HOUSTON (May 11, 2007) -- The identification of more than 200 new proteins that interact with the mutated protein that causes Huntington's disease opens the door to developing treatments for the fatal neurodegenerative disorder, said a Baylor College of Medicine researcher who took part in the work that appears online today in the journal Public Library of Science Genetics.
BCM scientists actually determined which proteins among the list of more than 200 identified at Buck Institute modify the effect of the Huntington's protein. The Buck Institute is located in Novato, California.

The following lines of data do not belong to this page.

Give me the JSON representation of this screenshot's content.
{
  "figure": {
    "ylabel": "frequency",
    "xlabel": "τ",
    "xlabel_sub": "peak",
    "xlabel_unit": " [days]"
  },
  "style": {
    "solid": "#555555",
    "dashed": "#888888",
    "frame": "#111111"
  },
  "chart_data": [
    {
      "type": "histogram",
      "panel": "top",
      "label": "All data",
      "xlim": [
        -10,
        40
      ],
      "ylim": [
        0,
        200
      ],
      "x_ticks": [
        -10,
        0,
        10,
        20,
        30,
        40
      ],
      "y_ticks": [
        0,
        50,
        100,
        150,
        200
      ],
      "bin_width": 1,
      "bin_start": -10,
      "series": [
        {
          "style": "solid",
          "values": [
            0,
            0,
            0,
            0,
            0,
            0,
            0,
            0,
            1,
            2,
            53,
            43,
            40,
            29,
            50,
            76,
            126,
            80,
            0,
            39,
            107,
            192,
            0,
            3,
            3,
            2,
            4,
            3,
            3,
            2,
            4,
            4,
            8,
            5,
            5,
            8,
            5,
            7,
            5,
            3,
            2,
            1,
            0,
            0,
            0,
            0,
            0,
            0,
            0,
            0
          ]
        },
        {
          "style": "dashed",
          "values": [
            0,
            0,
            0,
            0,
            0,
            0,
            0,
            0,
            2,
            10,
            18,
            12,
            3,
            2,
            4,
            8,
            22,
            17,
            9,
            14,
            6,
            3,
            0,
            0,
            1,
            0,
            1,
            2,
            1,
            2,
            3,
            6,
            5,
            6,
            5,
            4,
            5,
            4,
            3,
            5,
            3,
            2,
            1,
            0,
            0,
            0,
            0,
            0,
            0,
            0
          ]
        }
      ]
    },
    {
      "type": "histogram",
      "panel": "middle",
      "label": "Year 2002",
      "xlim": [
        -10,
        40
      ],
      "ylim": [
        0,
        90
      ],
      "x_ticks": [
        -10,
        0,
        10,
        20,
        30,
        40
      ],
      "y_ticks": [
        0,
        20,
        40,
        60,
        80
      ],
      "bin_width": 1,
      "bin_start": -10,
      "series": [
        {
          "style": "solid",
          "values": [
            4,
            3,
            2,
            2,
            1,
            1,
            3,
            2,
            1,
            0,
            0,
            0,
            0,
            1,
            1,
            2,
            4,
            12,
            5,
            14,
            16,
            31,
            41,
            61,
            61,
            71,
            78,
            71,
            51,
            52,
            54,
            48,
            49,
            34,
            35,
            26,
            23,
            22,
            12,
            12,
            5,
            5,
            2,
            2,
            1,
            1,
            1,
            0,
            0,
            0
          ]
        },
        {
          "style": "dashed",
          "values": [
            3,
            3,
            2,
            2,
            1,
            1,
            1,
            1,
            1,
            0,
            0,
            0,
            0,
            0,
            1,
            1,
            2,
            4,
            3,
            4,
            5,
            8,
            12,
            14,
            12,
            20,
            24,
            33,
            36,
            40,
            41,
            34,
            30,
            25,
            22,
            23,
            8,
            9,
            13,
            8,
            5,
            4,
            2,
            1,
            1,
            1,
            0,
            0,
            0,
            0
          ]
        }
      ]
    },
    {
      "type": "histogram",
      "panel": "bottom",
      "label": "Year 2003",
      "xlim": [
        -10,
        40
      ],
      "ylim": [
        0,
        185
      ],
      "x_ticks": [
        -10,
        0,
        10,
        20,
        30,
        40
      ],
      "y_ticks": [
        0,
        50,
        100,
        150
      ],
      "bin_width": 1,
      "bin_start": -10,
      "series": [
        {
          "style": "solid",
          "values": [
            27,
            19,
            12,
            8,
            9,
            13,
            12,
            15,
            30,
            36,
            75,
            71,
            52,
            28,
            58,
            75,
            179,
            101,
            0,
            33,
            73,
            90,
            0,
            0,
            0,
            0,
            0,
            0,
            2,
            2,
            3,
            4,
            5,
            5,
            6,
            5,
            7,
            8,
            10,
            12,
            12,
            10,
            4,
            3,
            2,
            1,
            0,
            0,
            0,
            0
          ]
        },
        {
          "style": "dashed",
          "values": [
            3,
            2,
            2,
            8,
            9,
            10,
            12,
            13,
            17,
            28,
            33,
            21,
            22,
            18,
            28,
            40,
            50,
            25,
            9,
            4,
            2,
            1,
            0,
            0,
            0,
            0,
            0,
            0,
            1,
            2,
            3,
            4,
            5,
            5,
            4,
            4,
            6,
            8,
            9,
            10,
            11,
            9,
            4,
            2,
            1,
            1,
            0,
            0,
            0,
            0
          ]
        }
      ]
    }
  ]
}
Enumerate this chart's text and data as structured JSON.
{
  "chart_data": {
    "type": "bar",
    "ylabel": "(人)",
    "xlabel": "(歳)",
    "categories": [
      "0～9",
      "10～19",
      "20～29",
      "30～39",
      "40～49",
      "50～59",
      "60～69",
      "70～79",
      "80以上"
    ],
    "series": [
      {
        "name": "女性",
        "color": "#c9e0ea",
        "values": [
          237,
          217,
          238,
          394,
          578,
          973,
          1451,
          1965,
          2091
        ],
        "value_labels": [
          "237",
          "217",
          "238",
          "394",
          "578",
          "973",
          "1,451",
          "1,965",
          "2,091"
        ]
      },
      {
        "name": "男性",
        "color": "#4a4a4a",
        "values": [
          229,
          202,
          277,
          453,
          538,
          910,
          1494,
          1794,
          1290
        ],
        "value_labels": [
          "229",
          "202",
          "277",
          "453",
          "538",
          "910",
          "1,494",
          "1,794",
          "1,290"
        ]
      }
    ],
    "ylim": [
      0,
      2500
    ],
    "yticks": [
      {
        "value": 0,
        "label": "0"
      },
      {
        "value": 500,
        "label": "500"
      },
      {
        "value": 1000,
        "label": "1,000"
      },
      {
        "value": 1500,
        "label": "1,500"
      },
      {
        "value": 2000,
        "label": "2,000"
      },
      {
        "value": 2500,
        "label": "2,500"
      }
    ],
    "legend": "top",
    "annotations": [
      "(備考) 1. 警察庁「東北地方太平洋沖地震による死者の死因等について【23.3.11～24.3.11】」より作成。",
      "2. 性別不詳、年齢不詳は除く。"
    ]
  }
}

Huntington's disease is a devastating, fatal neurological disorder that affects an estimated 30,000 Americans. It is dominantly inherited, which means that if a person inherits a single copy of the gene from a parent, that person will develop the disease - usually in middle age. Children born to parents who go on to develop Huntington's disease have a 50:50 chance of having the disease themselves. Musician Woody Guthrie was among its best known sufferers.
"Many of the proteins that interact with Huntington's are modulators of its toxicity," said Dr. Juan Botas, associate professor of molecular and human genetics at BCM and a senior author of the paper. "This could also be a way to look for and identify factors that modulate a number of proteins involved in other neurodegenerative disease."
Modulating means that the interacting protein affects the deadly symptoms caused by Huntington's, he said. Some of the interactive proteins might cause a person to develop the disease later; others could actually make the symptoms appear earlier or to be more severe.
"When you tinker with some of these genes, you find that some of them improve the symptoms. These could be potential therapeutic targets," said Botas. "When you tinker with others, it makes the Huntington's more aggressive. These might be ones that accelerate the age of disease onset. Not everyone with Huntington's develops symptoms at the same age."
Botas and his colleagues used a fruit fly model of Huntington's to test the proteins' effects.
The sheer number of proteins identified could open the door to more studies farther down the line, he said.
EMBARGOED UNTIL MAY 10, 2007, at 8 p.m. EDT
Others who took part in this research include: Drs. Eliana Romero and Guang-Ho Cha of BCM, Robert Hughes, and Lisa Ellerby of the Buck Institute, Andrew Strand, and James Olson from the Fred Hutchinson Cancer Research Center in Seattle; and Linda Kaltenbach, Sudhir Sahasrabudhe, Cornelia Kurschner, and John M. Peltier of Prolexys Pharmaceuticals in Salt Lake City.
Funding for this research came from the HighQ Foundation, CCHI Inc, the Hereditary Disease Foundation and National Institutes of Health.